A few hundred feet away, as red paper lanterns swayed above our heads, we stood near a fountain that had cups laid out for donations? Each labeled with something you wish for: Love, peace, prosperity.
Sound of waterfall
Vigeland: All right, so here we are in another part of Los Angeles Chinatown and we’ve found some classic paper money. Tell me what this is used for.
Cooper: Hell bank notes.
Vigeland: Hell bank notes!
Cooper: Ming Tong, netherworld circulation bank.
Vigeland: So this is money that is burned.
Cooper: Yes. This first bank note on the top…
Vigeland: $1,000… $10,000!
Cooper: $10,000 per note, and then we have maybe 35 or 40 notes inside here?
Vigeland: That’s a lot of money to burn.
Cooper: That’s a considerable amount of money that you can buy for a buck and a half! The ritual begins with the lighting of candles, followed by the lighting of incense, followed by the presentation of food, followed by the burning of money and climaxed with the lighting of firecrackers.
Vigeland: And what occasion does this mark?
Cooper: Many occassions. Occassions when you might be making offerings to your ancestors on the Chinese memorial service day, at Dong Shur festival, on the winter solstice. The money itself is often burned spontaneously in the street. Money is also burnt at the grave sites.
Vigeland: Why burn money? What is the purpose burning the money?

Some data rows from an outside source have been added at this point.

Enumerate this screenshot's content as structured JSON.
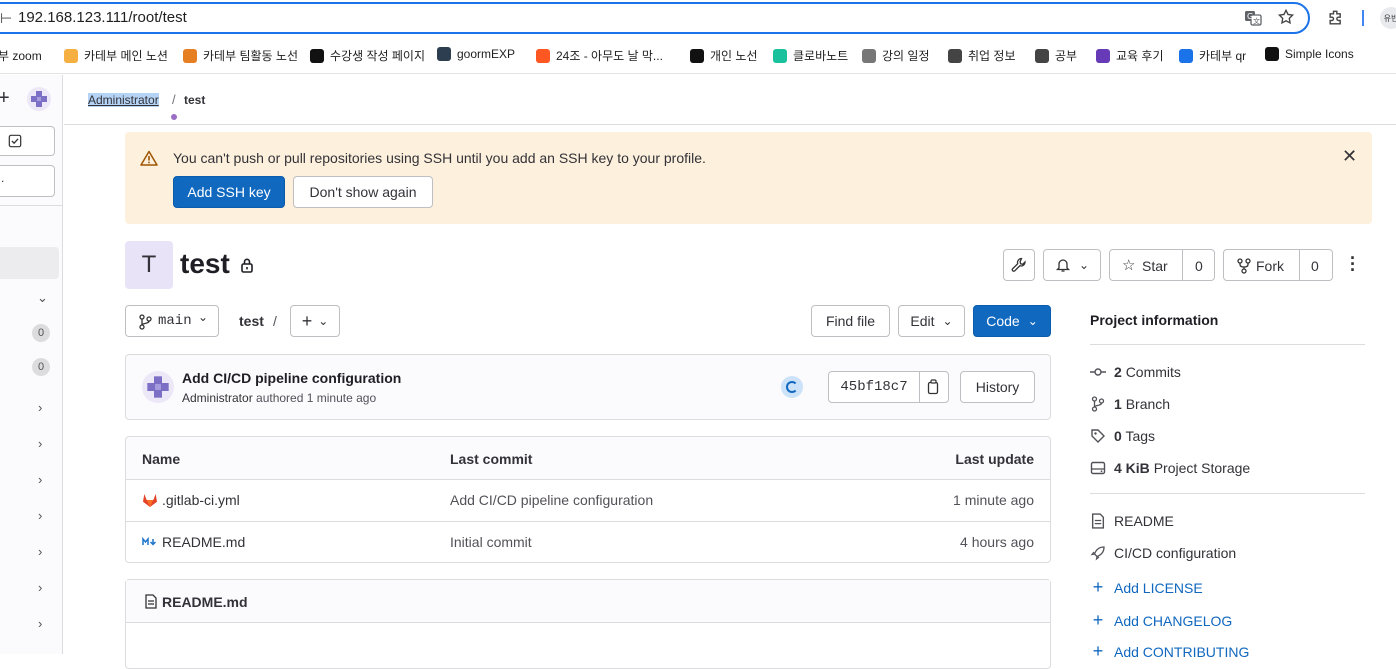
{
  "browser": {
    "url": "192.168.123.111/root/test",
    "bookmarks": [
      {
        "label": "부 zoom",
        "icon": "zoom-icon",
        "color": "#2d8cff"
      },
      {
        "label": "카테부 메인 노션",
        "icon": "emoji-icon",
        "color": "#f5b041"
      },
      {
        "label": "카테부 팀활동 노선",
        "icon": "bookmark-page-icon",
        "color": "#e67e22"
      },
      {
        "label": "수강생 작성 페이지",
        "icon": "notion-icon",
        "color": "#111111"
      },
      {
        "label": "goormEXP",
        "icon": "monitor-icon",
        "color": "#2c3e50"
      },
      {
        "label": "24조 - 아무도 날 막...",
        "icon": "fire-icon",
        "color": "#ff5722"
      },
      {
        "label": "개인 노선",
        "icon": "notion-icon",
        "color": "#111111"
      },
      {
        "label": "클로바노트",
        "icon": "clova-icon",
        "color": "#19c29c"
      },
      {
        "label": "강의 일정",
        "icon": "calendar-icon",
        "color": "#777777"
      },
      {
        "label": "취업 정보",
        "icon": "folder-icon",
        "color": "#444444"
      },
      {
        "label": "공부",
        "icon": "folder-icon",
        "color": "#444444"
      },
      {
        "label": "교육 후기",
        "icon": "form-icon",
        "color": "#673ab7"
      },
      {
        "label": "카테부 qr",
        "icon": "qr-icon",
        "color": "#1a73e8"
      },
      {
        "label": "Simple Icons",
        "icon": "simpleicons-icon",
        "color": "#111111"
      }
    ]
  },
  "sidebar": {
    "badges": [
      "0",
      "0"
    ]
  },
  "breadcrumb": {
    "owner": "Administrator",
    "separator": "/",
    "project": "test"
  },
  "alert": {
    "message": "You can't push or pull repositories using SSH until you add an SSH key to your profile.",
    "primary_button": "Add SSH key",
    "secondary_button": "Don't show again"
  },
  "project": {
    "avatar_letter": "T",
    "name": "test",
    "star_label": "Star",
    "star_count": "0",
    "fork_label": "Fork",
    "fork_count": "0"
  },
  "repo_toolbar": {
    "branch": "main",
    "path_root": "test",
    "path_sep": "/",
    "find_file": "Find file",
    "edit": "Edit",
    "code": "Code"
  },
  "last_commit": {
    "title": "Add CI/CD pipeline configuration",
    "author": "Administrator",
    "authored_text": "authored",
    "time": "1 minute ago",
    "sha": "45bf18c7",
    "history": "History"
  },
  "files": {
    "headers": [
      "Name",
      "Last commit",
      "Last update"
    ],
    "rows": [
      {
        "name": ".gitlab-ci.yml",
        "icon": "gitlab-icon",
        "commit": "Add CI/CD pipeline configuration",
        "updated": "1 minute ago"
      },
      {
        "name": "README.md",
        "icon": "markdown-icon",
        "commit": "Initial commit",
        "updated": "4 hours ago"
      }
    ]
  },
  "readme": {
    "title": "README.md"
  },
  "project_info": {
    "heading": "Project information",
    "commits_count": "2",
    "commits_label": "Commits",
    "branch_count": "1",
    "branch_label": "Branch",
    "tags_count": "0",
    "tags_label": "Tags",
    "storage_size": "4 KiB",
    "storage_label": "Project Storage",
    "links": [
      "README",
      "CI/CD configuration"
    ],
    "adds": [
      "Add LICENSE",
      "Add CHANGELOG",
      "Add CONTRIBUTING"
    ]
  },
  "colors": {
    "primary": "#1068bf",
    "alert_bg": "#fdf1dd",
    "avatar_bg": "#e9e3f7"
  }
}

Cooper: Well, you’re giving it to your relatives to use in the next life. Now, once you’ve passed into the next life, well, then you need to keep up your life like you would in any sort of circumstance, which is one of the reasons why, in addition to this money, people nowadays burn a variety of consumer goods and stuff for use by their departed ancestors in the next world.
Vigeland: Like what?
Cooper: Paper Mercedes Benzes, paper imitations of Gucci bags. Nowadays, people purchase paper imitation airline tickets.
Vigeland: So that the deceased relative can use it.
Cooper: Well, in heaven, there is inflation and the goods that you might normally have sent up to heaven to take care of your departed ancestor in the past, now don’t really amount to very much. So, you’ve gotta keep up with the times and send your departed relative the objects that are highly desired in the contemporary world.
Vigeland: Inflation in heaven.
Cooper: Inflation in heaven, that’s right.
Vigeland: All right, Professor Gene Cooper. Thank you so much for joining us in Chinatown.
Cooper: It has been a pleasure.
Vigeland: And happy new year to you.
Cooper: And a happy new year to you too.